Indonesia has one of the world’s largest migrant worker communities. In 2016, an estimated 9 million Indonesians were working abroad. Half were women, the majority employed in the informal sector as domestic workers.
Hidayah says that many families in Indonesia anticipate that at least one adult will seek work abroad, as they believe this is their only opportunity to boost their earning potential and secure their children’s education and life opportunities. In the village where she grew up, many of Hidayah’s friends were raised by grandparents while their parents lived overseas. “I realized that this was my community and my problem as well,” she says.
In 2004, Hidayah and a group of other human rights activists started Migrant Care, which fights for better protection for Indonesia’s migrant workers. Today, the organization receives more than 1,000 calls every year from workers or families needing help.
For more than 12 years, Migrant Care fought for overseas workers to be better protected under Indonesian law. In 2017, the Government passed new legislationthat for the first time guaranteed some basic rights to workers migrating through official channels.
“The new legislation, while not perfect, is a huge victory for us,” says Hidayah. One of the most significant provisions Migrant Care had successfully campaigned for was curtailing the power of recruitment agencies in the migration process.
“Before, the recruitment agents had the mandate, which was often abused, to provide departing workers and their families with information about their rights,” says Hidayah. Now this training takes place at village level, she explains, with the communities themselves taking the lead role in ensuring safer migration flows.
Migrant Care is assisting villages in this process, running safe migration workshops for locals about to move abroad, including assistance with their contracts and information about their legal rights in their destination countries and where to get help if they find themselves in trouble.

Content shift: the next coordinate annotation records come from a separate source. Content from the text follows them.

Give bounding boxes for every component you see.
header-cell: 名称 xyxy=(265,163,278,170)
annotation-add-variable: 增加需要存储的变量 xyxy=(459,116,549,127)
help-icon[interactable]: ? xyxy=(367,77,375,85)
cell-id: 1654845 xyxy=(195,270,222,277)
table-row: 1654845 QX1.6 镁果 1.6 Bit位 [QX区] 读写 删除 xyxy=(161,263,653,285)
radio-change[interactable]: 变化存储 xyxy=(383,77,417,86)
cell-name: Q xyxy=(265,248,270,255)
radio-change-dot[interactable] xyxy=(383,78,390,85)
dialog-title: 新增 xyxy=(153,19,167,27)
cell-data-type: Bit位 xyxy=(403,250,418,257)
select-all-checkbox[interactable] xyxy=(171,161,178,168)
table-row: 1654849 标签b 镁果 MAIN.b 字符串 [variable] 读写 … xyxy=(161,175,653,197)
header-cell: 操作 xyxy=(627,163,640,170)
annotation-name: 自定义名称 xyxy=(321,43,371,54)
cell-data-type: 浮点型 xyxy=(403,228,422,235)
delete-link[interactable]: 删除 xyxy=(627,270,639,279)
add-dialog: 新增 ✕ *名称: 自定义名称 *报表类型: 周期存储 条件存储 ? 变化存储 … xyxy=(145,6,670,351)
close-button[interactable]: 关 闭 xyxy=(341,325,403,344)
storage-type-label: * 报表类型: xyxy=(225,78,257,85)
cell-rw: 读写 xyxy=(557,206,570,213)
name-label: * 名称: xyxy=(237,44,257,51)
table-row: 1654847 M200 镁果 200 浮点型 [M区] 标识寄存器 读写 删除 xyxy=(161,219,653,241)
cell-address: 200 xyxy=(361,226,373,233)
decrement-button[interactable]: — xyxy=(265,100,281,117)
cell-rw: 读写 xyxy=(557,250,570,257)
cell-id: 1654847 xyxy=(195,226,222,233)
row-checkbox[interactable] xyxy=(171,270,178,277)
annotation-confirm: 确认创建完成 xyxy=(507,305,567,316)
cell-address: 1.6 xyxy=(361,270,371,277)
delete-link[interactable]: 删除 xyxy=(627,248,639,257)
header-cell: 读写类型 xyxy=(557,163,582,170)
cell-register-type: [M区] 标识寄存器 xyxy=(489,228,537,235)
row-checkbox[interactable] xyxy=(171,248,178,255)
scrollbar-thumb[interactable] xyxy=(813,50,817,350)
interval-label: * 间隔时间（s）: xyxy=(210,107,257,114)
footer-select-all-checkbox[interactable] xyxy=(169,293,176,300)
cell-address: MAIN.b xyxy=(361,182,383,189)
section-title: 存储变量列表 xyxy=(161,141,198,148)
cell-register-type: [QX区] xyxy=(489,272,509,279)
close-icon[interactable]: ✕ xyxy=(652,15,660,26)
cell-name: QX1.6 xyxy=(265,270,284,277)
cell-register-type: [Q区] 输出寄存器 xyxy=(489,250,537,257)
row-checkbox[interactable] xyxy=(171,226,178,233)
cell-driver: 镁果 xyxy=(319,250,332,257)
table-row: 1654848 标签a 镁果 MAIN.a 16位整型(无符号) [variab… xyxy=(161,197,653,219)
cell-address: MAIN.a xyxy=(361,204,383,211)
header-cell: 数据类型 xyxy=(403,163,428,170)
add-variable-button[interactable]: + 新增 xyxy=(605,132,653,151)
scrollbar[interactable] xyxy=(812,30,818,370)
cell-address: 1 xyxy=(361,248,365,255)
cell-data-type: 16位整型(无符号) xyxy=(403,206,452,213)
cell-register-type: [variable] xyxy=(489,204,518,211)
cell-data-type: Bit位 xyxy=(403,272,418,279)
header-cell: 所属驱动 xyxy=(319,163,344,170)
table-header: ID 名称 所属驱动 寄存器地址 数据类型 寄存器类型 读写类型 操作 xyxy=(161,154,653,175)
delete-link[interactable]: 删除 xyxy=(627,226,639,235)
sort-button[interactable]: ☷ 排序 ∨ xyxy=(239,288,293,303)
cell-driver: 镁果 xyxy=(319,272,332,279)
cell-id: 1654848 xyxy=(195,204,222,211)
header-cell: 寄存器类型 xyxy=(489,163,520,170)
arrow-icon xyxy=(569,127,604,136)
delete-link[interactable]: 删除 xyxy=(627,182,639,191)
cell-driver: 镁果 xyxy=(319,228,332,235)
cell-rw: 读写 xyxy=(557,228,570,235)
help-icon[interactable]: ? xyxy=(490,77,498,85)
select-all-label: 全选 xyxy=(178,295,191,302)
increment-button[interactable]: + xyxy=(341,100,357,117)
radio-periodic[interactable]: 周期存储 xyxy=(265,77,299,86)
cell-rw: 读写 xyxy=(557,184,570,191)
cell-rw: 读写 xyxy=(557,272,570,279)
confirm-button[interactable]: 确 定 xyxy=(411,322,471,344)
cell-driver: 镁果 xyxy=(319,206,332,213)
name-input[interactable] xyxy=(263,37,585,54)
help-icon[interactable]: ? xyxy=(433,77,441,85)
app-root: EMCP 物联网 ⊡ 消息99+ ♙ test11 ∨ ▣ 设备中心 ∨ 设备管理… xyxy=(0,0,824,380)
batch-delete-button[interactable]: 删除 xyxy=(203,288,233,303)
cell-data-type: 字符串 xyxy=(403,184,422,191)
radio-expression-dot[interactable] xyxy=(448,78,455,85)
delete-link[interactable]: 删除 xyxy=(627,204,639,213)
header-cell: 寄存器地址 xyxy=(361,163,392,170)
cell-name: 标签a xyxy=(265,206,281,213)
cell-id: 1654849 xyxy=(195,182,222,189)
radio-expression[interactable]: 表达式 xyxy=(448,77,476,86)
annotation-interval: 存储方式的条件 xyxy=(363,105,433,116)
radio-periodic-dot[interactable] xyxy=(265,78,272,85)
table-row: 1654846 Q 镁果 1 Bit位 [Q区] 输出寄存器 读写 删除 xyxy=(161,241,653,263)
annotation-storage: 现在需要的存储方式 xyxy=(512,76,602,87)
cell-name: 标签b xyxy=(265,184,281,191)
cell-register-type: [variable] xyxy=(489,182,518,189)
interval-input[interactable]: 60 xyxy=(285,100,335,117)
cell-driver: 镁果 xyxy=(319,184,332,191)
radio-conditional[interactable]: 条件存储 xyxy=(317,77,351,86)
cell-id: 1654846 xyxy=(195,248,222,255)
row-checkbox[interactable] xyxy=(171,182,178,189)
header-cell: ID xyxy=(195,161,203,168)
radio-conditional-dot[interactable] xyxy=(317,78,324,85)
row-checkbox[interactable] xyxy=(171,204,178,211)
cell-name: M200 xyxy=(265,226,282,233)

It is also helping villages to provide support for the children left behind. “We need to know, for example, if a child stops going to school or if they are being treated badly at home while a parent is abroad,” says Hidayah. “We are helping to implement systems that place their welfare in the community’s hands, making sure the families of domestic workers are included in village development planning and budget programmes. In this way, the whole village is taking collective responsibility.”
Migrant Care’s focus is not just domestic. 2017 also saw the signing of the landmark Association of Southeast Asian Nations (ASEAN) Consensus on the Protection and Promotion of the Rights of Migrant Workers, in which governments from 10 countries across the region promised to strengthen social protection, access to justice and the human rights of millions of overseas workers in both countries of origin and destination.
While this is a triumph for the region’s civil society groups, Hidayah says there is still urgent work to be done. One of Migrant Care’s priorities is to fight for the rights of the millions of undocumented workers—those who migrate for work through unofficial channels— excluded from the Consensus and left unprotected and unacknowledged by their governments.
It is a complex and sensitive issue. Since 2015, Indonesia has banned informal workers, including domestic workers, from travelling to work in 20 countries where they face high levels of abuse and exploitation. Yet millions of Indonesians—mostly women—still travel illegally as undocumented workers on the promise of employment, leaving their families back home with little access to justice if anything happens to them abroad.
“We view undocumented workers from a human and labour rights perspective, but this view is still not reflected in the politics or laws of our country or our region,” says Hidayah. “Yet the advances of the last few years are giving us the confidence that we really can work towards lasting and sustainable change even on this issue.”